Der österreichische Strumpf- und Bodywear-Hersteller kann im ersten Halbjahr des Geschäftsjahres ein erfreuliches Umsatzplus von über 8% mitteilen, das vor allem auf das Geschäft mit den eigenen Läden zurückzuführen ist. Mit einem Periodenüberschuss von fast 2 Mio. Euro wurde das Ergebnis mehr als verdoppelt.

Wolford

Es sieht aus, als könne Wolford die Krise endgültig hinter sich lassen

Die Wolford AG konnte ihren Umsatz in den ersten sechs Monaten des Geschäftsjahres (1. Mai bis 31. Oktober 2010) um 8,1% auf 74,0 Mio. Euro steigern. Zurückzuführen ist das Plus vor allem auf die eigenen Retailflächen (Boutiquen, Shop-in-Shops und Factory Outlets), die zusammen ein Plus von 16,1% auswiesen. Flächenbereinigt lag das Plus bei 7,7%. Die eigenen Flächen wurden in den vergangenen Monaten stark ausgeweitet. Zum 31. Oktober 2010 verfügte Wolford über ein Netzwerk von 217 Boutiquen, davon 105 eigene und 112 Partnerflächen. Auch der Bereich eCommerce gewann in der Berichtsperiode an Bedeutung.
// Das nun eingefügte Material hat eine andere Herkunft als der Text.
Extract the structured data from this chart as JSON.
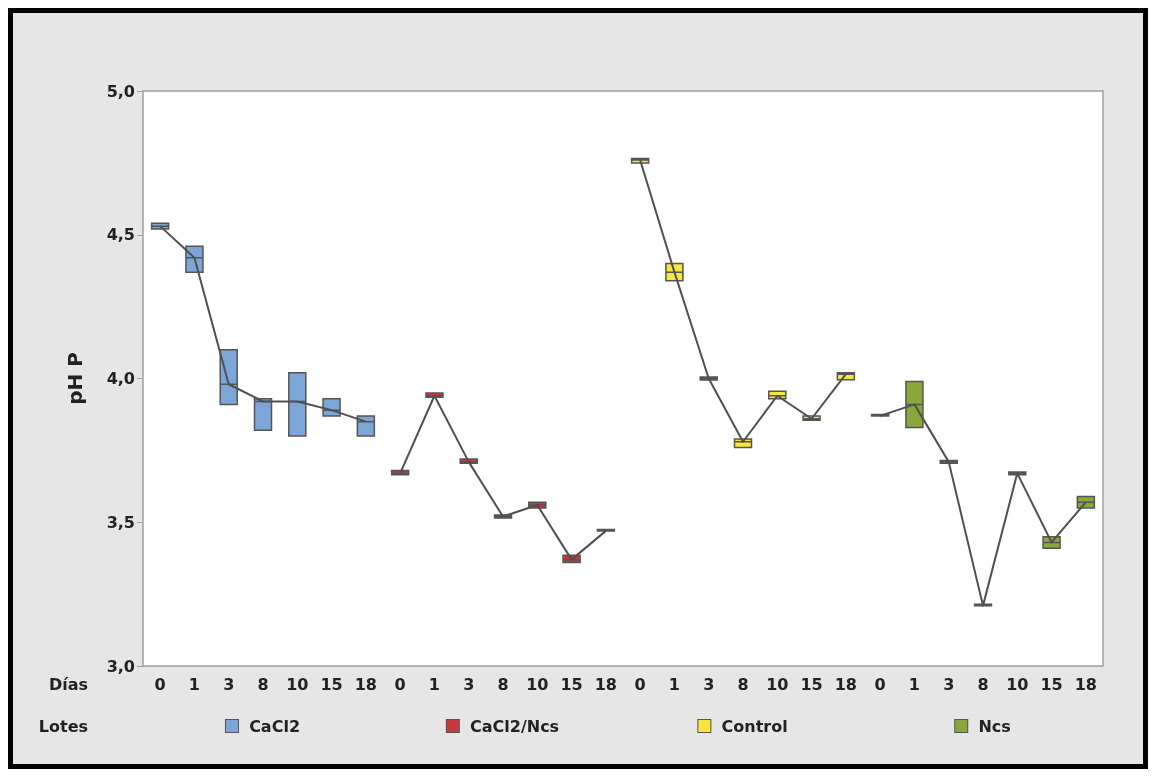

Im Vergleich zum Vorjahr wuchs der Onlinehandel um 60,2%. Der Umsatzanteil der direkt kontrollierten Distribution (eigene und Partnerflächen sowie Onlinehandel) betrug 59,1% vom Gesamtumsatz.

Regional betrachtet verbuchte die Wolford Gruppe in fast allen Regionen zweistellige Umsatzzuwachsraten. In der Region Asien/Ozeanien konnte das Bregenzer Unternehmen sogar um 37% wachsen. In Deutschland stiegen die Umsätze um nur 5,4%. In Österreich, Frankreich und den Niederlanden waren die Umsätze sogar rückläufig.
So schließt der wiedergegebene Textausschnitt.